Jeeves sometimes refers to something a pal of his, William Blake said about a worm, that "Has found out thy bed Of crimson joy: And his dark secret love Does thy life destroy." Though he says the context is quite different, I suspect Blake came up with the phrase while in a situation much like the one yours truly was facing.

When Aunt Dahlia suggested a cruise on her yacht, I considered it just the thing for refreshing the fibers after a wearying time in London. I'd been eluding, if that's the word I want, the designs of one Madeleine Bassett, who was determined to make a brighter, purer, more ethereal being out of your Bertie. Since her plans included the elimination of drinking, nights at the Drones, and such mild convivialities of life, and in place of all that which maketh a man's heart glad, a vegetarian diet, hot water at meals, and meditation in the early hours of the day, I was struggling with all my might to avoid this. Unfortunately, aside from the generations of Wooster chivalry that kept me from telling her to dunk her head, she has this confiding way of nestling up to one, at which point her profile becomes a distraction, and even strong men are bound to stammer things like, "Right ho, of course," and then realize later that they've agreed to join a yoga group or some such thing.
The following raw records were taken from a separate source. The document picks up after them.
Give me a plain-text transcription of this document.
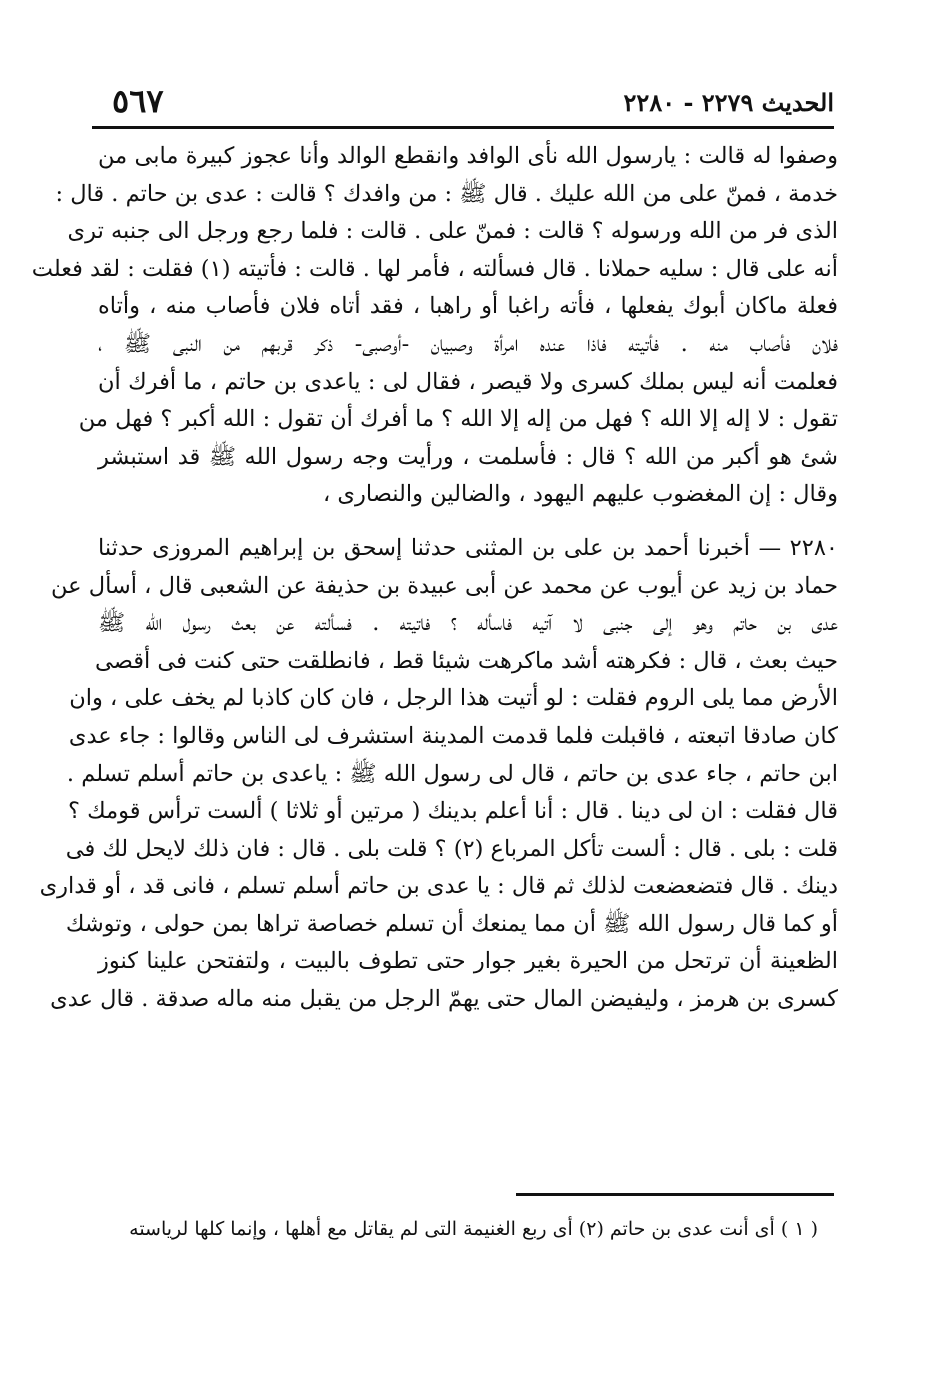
الحديث ٢٢٧٩ - ٢٢٨٠
٥٦٧
وصفوا له قالت : يارسول الله نأى الوافد وانقطع الوالد وأنا عجوز كبيرة مابى من
خدمة ، فمنّ على من الله عليك . قال ﷺ : من وافدك ؟ قالت : عدى بن حاتم . قال :
الذى فر من الله ورسوله ؟ قالت : فمنّ على . قالت : فلما رجع ورجل الى جنبه ترى
أنه على قال : سليه حملانا . قال فسألته ، فأمر لها . قالت : فأتيته (١) فقلت : لقد فعلت
فعلة ماكان أبوك يفعلها ، فأته راغبا أو راهبا ، فقد أتاه فلان فأصاب منه ، وأتاه
فلان فأصاب منه . فأتيته فاذا عنده امرأة وصبيان -أوصبى- ذكر قربهم من النبى ﷺ ،
فعلمت أنه ليس بملك كسرى ولا قيصر ، فقال لى : ياعدى بن حاتم ، ما أفرك أن
تقول : لا إله إلا الله ؟ فهل من إله إلا الله ؟ ما أفرك أن تقول : الله أكبر ؟ فهل من
شئ هو أكبر من الله ؟ قال : فأسلمت ، ورأيت وجه رسول الله ﷺ قد استبشر
وقال : إن المغضوب عليهم اليهود ، والضالين والنصارى ،
٢٢٨٠ — أخبرنا أحمد بن على بن المثنى حدثنا إسحق بن إبراهيم المروزى حدثنا
حماد بن زيد عن أيوب عن محمد عن أبى عبيدة بن حذيفة عن الشعبى قال ، أسأل عن
عدى بن حاتم وهو إلى جنبى لا آتيه فاسأله ؟ فاتيته . فسألته عن بعث رسول الله ﷺ
حيث بعث ، قال : فكرهته أشد ماكرهت شيئا قط ، فانطلقت حتى كنت فى أقصى
الأرض مما يلى الروم فقلت : لو أتيت هذا الرجل ، فان كان كاذبا لم يخف على ، وان
كان صادقا اتبعته ، فاقبلت فلما قدمت المدينة استشرف لى الناس وقالوا : جاء عدى
ابن حاتم ، جاء عدى بن حاتم ، قال لى رسول الله ﷺ : ياعدى بن حاتم أسلم تسلم .
قال فقلت : ان لى دينا . قال : أنا أعلم بدينك ( مرتين أو ثلاثا ) ألست ترأس قومك ؟
قلت : بلى . قال : ألست تأكل المرباع (٢) ؟ قلت بلى . قال : فان ذلك لايحل لك فى
دينك . قال فتضعضعت لذلك ثم قال : يا عدى بن حاتم أسلم تسلم ، فانى قد ، أو قدارى
أو كما قال رسول الله ﷺ أن مما يمنعك أن تسلم خصاصة تراها بمن حولى ، وتوشك
الظعينة أن ترتحل من الحيرة بغير جوار حتى تطوف بالبيت ، ولتفتحن علينا كنوز
كسرى بن هرمز ، وليفيضن المال حتى يهمّ الرجل من يقبل منه ماله صدقة . قال عدى
( ١ ) أى أنت عدى بن حاتم (٢) أى ربع الغنيمة التى لم يقاتل مع أهلها ، وإنما كلها لرياسته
Since Aunt Dahlia has an unfortunate habit of calling me a pathetic young puppy with the spine of a jellyfish and the brains of an under-educated turnip when I confide such crises to her, I rather neglected to mention that I was in flight from rampant bean cutlets and such threats to life and l.. Not only did I, not having Jeeves' brains, fail to ask whether the yacht would harbor such menaces, I suggested that Gussie Fink-Nottle, a poor old school chum who for some reason would worship even a bean cutlet that Madeleine bestowed a glance upon, accompany me. Her response was that she had planned a cruise, not a gathering of the feeble-minded, but if I must bring him along, I must.

Unfortunately, she hadn't mentioned that Madeleine was on the guest list, and the Wooster reaction of gulping and stuttering at seeing her had convinced her that I was madly in love and, in general, galloping towards undying declarations of l.. Worse, she saw this as a chance to renew her efforts towards breaking the proud Wooster spirit into bean cutlet consumption.

So to sum up, the cruise was not as soothing to the nerves as I had imagined, what with Madeleine telling me horrible things about eating flesh and asking me not to do it for her sake, Gussie looking like a thingummie without its whatsit, and me hiding from the whole circs as I best could.

On that particular afternoon, I knew that Madeleine was watching for dolphins, or, as she put it, "our playful spirit brothers and sisters," on one side of the deck, so I clung to the other side. I was idly flicking a telescope this way and that and Jeeves swanned up with the air of a man just knowing that the Wooster fibers required another jolly martini, and not, as Madeleine would have suggested, wheat-grass juice or some such horror to the eyes and heart.

"I say, Jeeves, what a jolly grand time this would be if one could enjoy it in peace."

"Yes, sir."

"After all," I enlarged, beginning to grow eloquent, "The sea air is a good thing, a change from the metrop. Not that one would ever forsake the bustling city, but a pleasant change. Never let it be said that a Wooster cannot enjoy variety. Anatole's cooking remains the envy of princes. What's that thing you say about gold miners?"

"Gold miners, sir?"

"Yes, some snappy thing about prospectors and things being what-ho all round."

"Ah, yes, sir. 'Where every prospect pleases, and only man is vile.' Wordsworth, sir."

"Well, putting down the stuff about man being vile as just his having had too many stiff ones with the chappies, here, you could say that every prospect pleases, except for that of being forced to convert to-"

Jeeves had suddenly turned his attention to an island the yacht was passing, and when a man of Jeeves' caliber turns his attention, you might well say that attention is worth turning. He turned a telescope in an expert manner, and then exclaimed, "Excuse me, sir, I must inform the pilot that there is a castaway who appears to be requesting rescue."